How to cite this URL:
Suneetha N, Nirmala V, Thomas RK, Battu R R, Job RV, Rawoof A. Isolated myositis: A rare presentation of intraorbital ectopic lacrimal gland. Indian J Ophthalmol [serial online] 1999 [cited 2021 May 8];47:124-6. Available from: https://www.ijo.in/text.asp?1999/47/2/124/22785

This report describes a rare aberrant manifestation of ectopic lacrimal gland and its successful management in a child, who presented with severe systemic symptoms but an almost total absence of local orbital symptoms.

Intraorbital ectopic lacrimal gland is a rare entity and there are few case reports in the medical literature.[1][2][3] Owing to its rarity and location, a clinical diagnosis is hardly ever made. In the case reported here, intraorbital ectopic lacrimal gland tissue was found adjacent to the left lateral rectus muscle, inducing a severe myositis and simulating orbital inflammation.


  Case Report Top


A 12-year-old boy presented to the casualty with complaints of headache and vomiting for the past 15 days. He was admitted for investigation and treatment. The child appeared severely prostrated. A thorough paediatric evaluation including complete blood count, urine routine and microscopy, ocular fundi and skull X-rays including lateral, Caldwell and Waters' views, were normal. A detailed ophthalmological evaluation was recommended as he complained of mild ocular discomfort in the left eye.

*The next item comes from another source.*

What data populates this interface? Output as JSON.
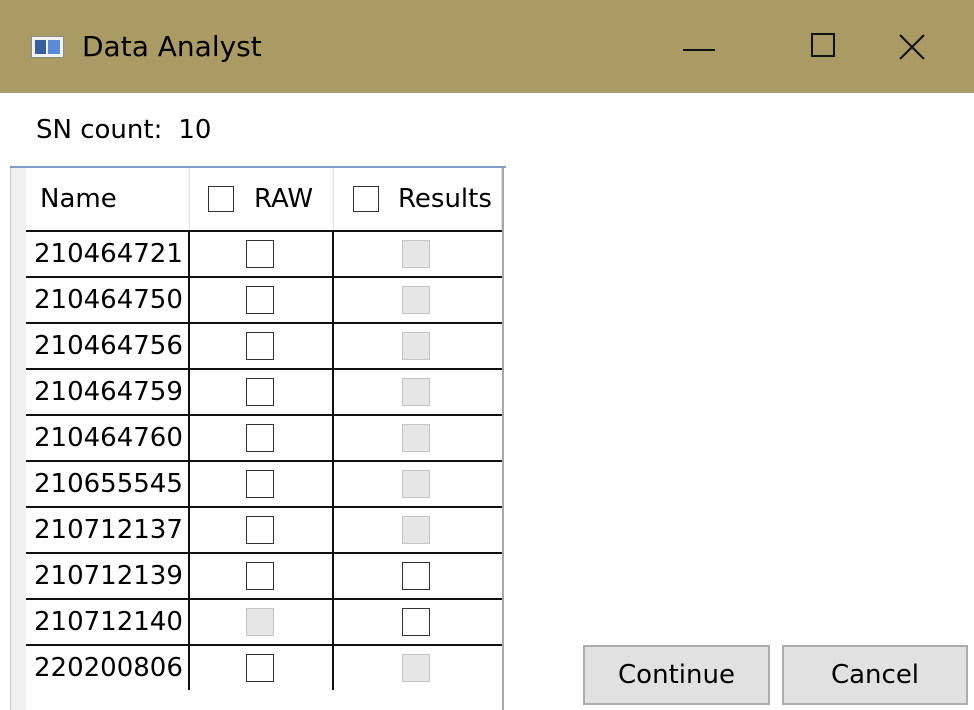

Ocular examination revealed a normal right eye. There was a diffuse swelling of the left upper lid, with no palpable mass, minimal axial proptosis (2 mm) and restricted adduction. Conjunctival congestion was present adjacent to the lateral canthus [Figure - 1]. Anterior segment and fundus were normal. Visual acuity in each eye was 6/6. Computerised tomographic (CT) scan of the brain was normal. CT scan of the orbit revealed a 2x1x1.2cm heterogeneously enhancing, soft tissue cystic mass in the mid-orbit in relation to the thickened left lateral rectus muscle [Figure - 2] and [Figure - 3]. B-scan ultrasonography showed a grossly enlarged left lateral rectus muscle just behind its insertion and extending posteriorly. The enlargement appeared uniform with low to medium internal reflectivity suggestive of myositis [Figure - 4]. There appeared to be cystic mass attached to the enlargement muscle in the mid-orbit. No scolex was noted within the cyst. A tentative diagnosis of myositis of the left lateral rectus probably due to cysticercal cyst was entertained. However, anticysticercal antibodies were negative. In the light of a negative ELISA and the absence of a pathognomic appearance of a cysticercal cyst on CT scan and ultrasonography (absence of scolex), systemic albendazole was withheld. The child was started on systemic steroid which was slowly tapered.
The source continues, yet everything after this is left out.